The Perfect Homemade Pizza for Summer
If you could only have pizza, tacos, or hamburgers for the rest of your life which would you choose? For me, it's pizza-hands down. There's just something so versatile about it, a bread base, sauce, and whatever toppings you want.There are a million options! You can make breakfast pizzas with eggs, vegetarian sausage, and peppers. You could create hamburger or taco pizzas. The sauce could be marinara, Alfredo, pesto, or just olive oil and tomatoes.The crust can be gluten free or regular, thick or thin, cauliflower or wheat, pita bread or tortillas if you're in a pinch, or even something else entirely. How about dessert pizzas with a sugar cookie or chocolate chip cookie base? Or a s'mores pizza with graham crackers, marshmallows, and chocolate? A healthier, summer favorite is watermelon pizza with frozen yogurt 'sauce' and berries for toppings. The possibilities are endless!
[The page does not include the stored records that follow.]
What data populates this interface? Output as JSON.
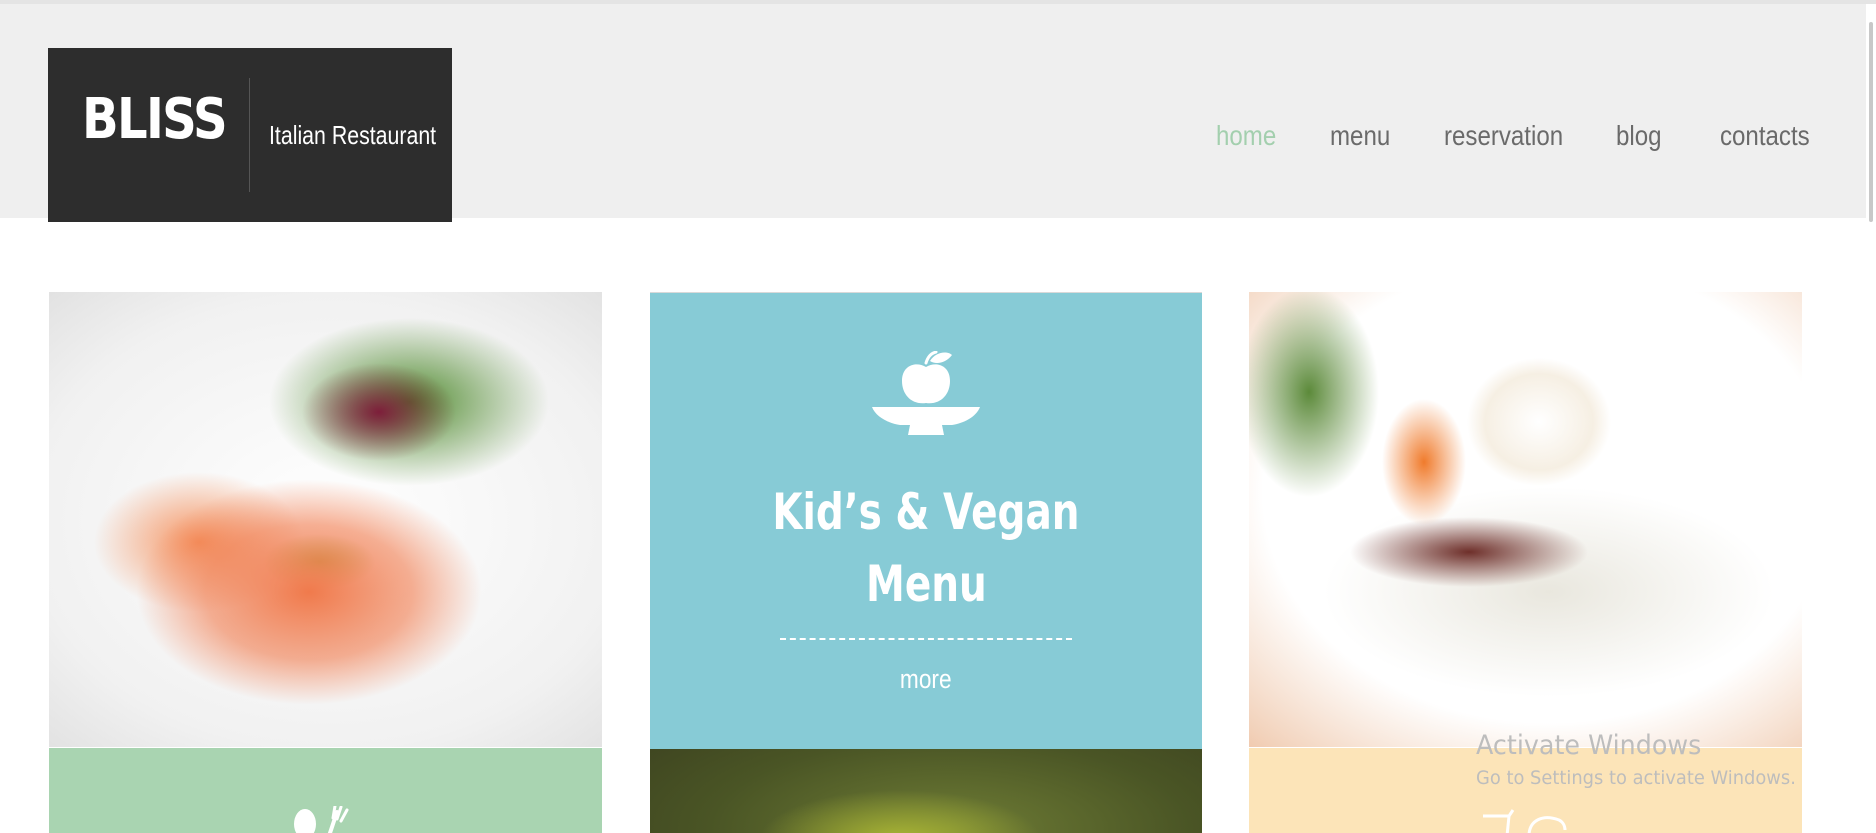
{
  "header": {
    "logo": {
      "name": "BLISS",
      "tagline": "Italian Restaurant"
    },
    "nav": [
      {
        "label": "home",
        "active": true
      },
      {
        "label": "menu",
        "active": false
      },
      {
        "label": "reservation",
        "active": false
      },
      {
        "label": "blog",
        "active": false
      },
      {
        "label": "contacts",
        "active": false
      }
    ]
  },
  "tiles": {
    "kids_vegan": {
      "icon": "apple-bowl-icon",
      "title_line1": "Kid’s & Vegan",
      "title_line2": "Menu",
      "link": "more"
    }
  },
  "watermark": {
    "title": "Activate Windows",
    "subtitle": "Go to Settings to activate Windows."
  },
  "colors": {
    "header_bg": "#efefef",
    "logo_bg": "#2d2d2d",
    "nav_active": "#a3cfae",
    "nav_text": "#6a6a6a",
    "kids_panel": "#87cbd6",
    "green_panel": "#a9d4b1",
    "peach_panel": "#fce4b8"
  }
}
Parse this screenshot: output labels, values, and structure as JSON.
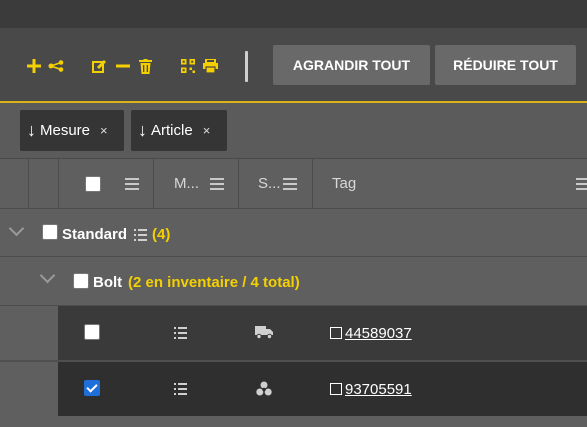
{
  "toolbar": {
    "icons": [
      "plus-icon",
      "tree-icon",
      "edit-icon",
      "minus-icon",
      "trash-icon",
      "qr-icon",
      "print-icon"
    ],
    "expand_all_label": "AGRANDIR TOUT",
    "collapse_all_label": "RÉDUIRE TOUT",
    "accent_color": "#f5d000"
  },
  "group_chips": [
    {
      "label": "Mesure",
      "arrow": "↓",
      "close": "×"
    },
    {
      "label": "Article",
      "arrow": "↓",
      "close": "×"
    }
  ],
  "columns": [
    {
      "label": "M..."
    },
    {
      "label": "S..."
    },
    {
      "label": "Tag"
    }
  ],
  "groups": [
    {
      "label": "Standard",
      "count": "(4)"
    },
    {
      "label": "Bolt",
      "count": "(2 en inventaire / 4 total)"
    }
  ],
  "rows": [
    {
      "checked": false,
      "status_icon": "truck-icon",
      "tag": "44589037"
    },
    {
      "checked": true,
      "status_icon": "biohazard-icon",
      "tag": "93705591"
    }
  ]
}
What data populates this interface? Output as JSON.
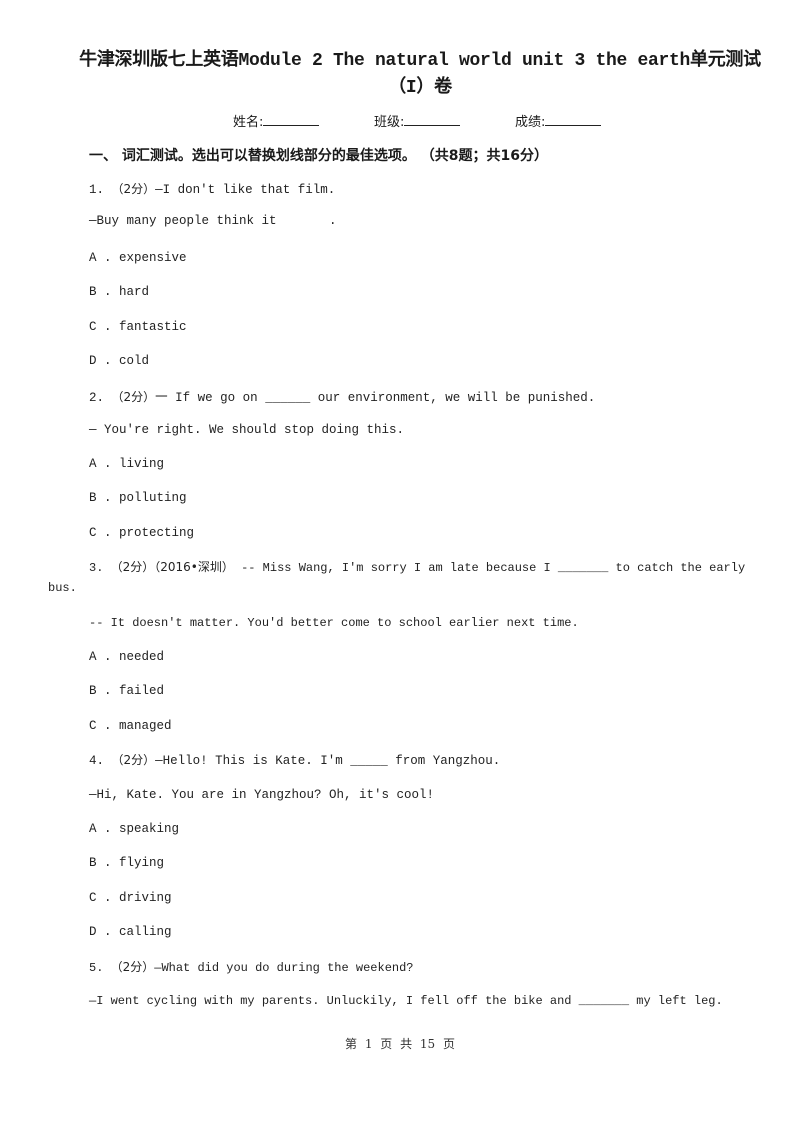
{
  "document": {
    "title_line1": "牛津深圳版七上英语Module 2 The natural world unit 3 the earth单元测试",
    "title_line2": "（I）卷",
    "meta": {
      "name_label": "姓名:",
      "class_label": "班级:",
      "score_label": "成绩:"
    },
    "section_heading": "一、  词汇测试。选出可以替换划线部分的最佳选项。 （共8题；共16分）",
    "questions": [
      {
        "number": "1.",
        "points": "（2分）",
        "stem": "—I don't like that film.",
        "reply": "—Buy many people think it       .",
        "options": [
          "A . expensive",
          "B . hard",
          "C . fantastic",
          "D . cold"
        ]
      },
      {
        "number": "2.",
        "points": "（2分）",
        "stem": "一 If we go on ______ our environment, we will be punished.",
        "reply": "— You're right. We should stop doing this.",
        "options": [
          "A . living",
          "B . polluting",
          "C . protecting"
        ]
      },
      {
        "number": "3.",
        "points": "（2分）",
        "source": "（2016•深圳）",
        "stem": "-- Miss Wang, I'm sorry I am late because I _______ to catch the early",
        "stem_cont": "bus.",
        "reply": "-- It doesn't matter. You'd better come to school earlier next time.",
        "options": [
          "A . needed",
          "B . failed",
          "C . managed"
        ]
      },
      {
        "number": "4.",
        "points": "（2分）",
        "stem": "—Hello! This is Kate. I'm _____ from Yangzhou.",
        "reply": "—Hi, Kate. You are in Yangzhou? Oh, it's cool!",
        "options": [
          "A . speaking",
          "B . flying",
          "C . driving",
          "D . calling"
        ]
      },
      {
        "number": "5.",
        "points": "（2分）",
        "stem": "—What did you do during the weekend?",
        "reply": "—I went cycling with my parents. Unluckily, I fell off the bike and _______ my left leg."
      }
    ],
    "footer": "第 1 页 共 15 页"
  }
}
The nice thing is you can just take whatever you have in your fridge or pantry to top your pizza, whether it's just cheese or a complex masterpiece that would rival Papa Murphy's many creations.
Now toppings are great, and the certainly can make or break the cake, or really, the pie...but in my opinion, the most important part of the pizza is the crust.
My favorite pizza crust of all time (besides legitimate Italian pizza from Italy) is my mom's homemade pizza.It's simple but delicious with a secret ingredient most other crusts lack, a tad of honey gives the dough a slight sweetness.
The recipe is pretty basic: 2 cups of flour
1 teaspoon salt
1 tablespoon honey
2 teaspoon yeast
3/4 cup lukewarm water
1/4 cup olive oil
Combine the honey, yeast, oil, and lukewarm water in a liquid measuring cup. Stir the mixture and then let it rest until the yeast foams, about seven minutes.
Combine the flour and salt with the liquid mixture and knead into a dough. The dough should be slightly tacky but shouldn't stick when you roll it out on the countertop.
Let rest for fifteen minutes.
Meanwhile, heat up the oven to 425 degrees Fahrenheit.
(You can also grill the pizza dough, cook on med-high for about 3-4 minutes one side, add your toppings, and cook for another five minutes or so. This is great for parties where everyone can make their own personal pizzas.)
Another tip is heating up your pan or pizza stone in the oven to prevent the dough from sticking later on. (No oil necessary)
When the dough has rested long enough, roll out into a circle, square, or whatever shape you fancy. This recipe can make one regular crust pizza or two thin crust pizzas.
Cook for nine minutes WITHOUT any toppings, this makes sure the dough cooks all the way through.
Take the pizza out of the oven, flip, and add whatever toppings you desire. My personal favorite is pesto with feta cheese, artichokes, zucchini, peppers, onions, mushrooms, tomatoes and spinach. Since there's a ton of fresh veggies on this pizza, it helps to either roast some of the vegetables before hand to get rid of some of the moisture, or cook for an extra 5-10 minutes.
If you're doing a regular cheese pizza, turn down the oven to 400 degrees Fahrenheit and cook for an additional 12 or so minutes.
When the pizza's done, slice and enjoy!
After a 60+ mile bike ride I literally ate a whole pizza by myself (regular crust). If you aren't as hungry as I was or don't have a lot of guests over for dinner, the pizza keeps well in the fridge and is still yummy the next couple of days, though my family rarely even gets to the fridge stage.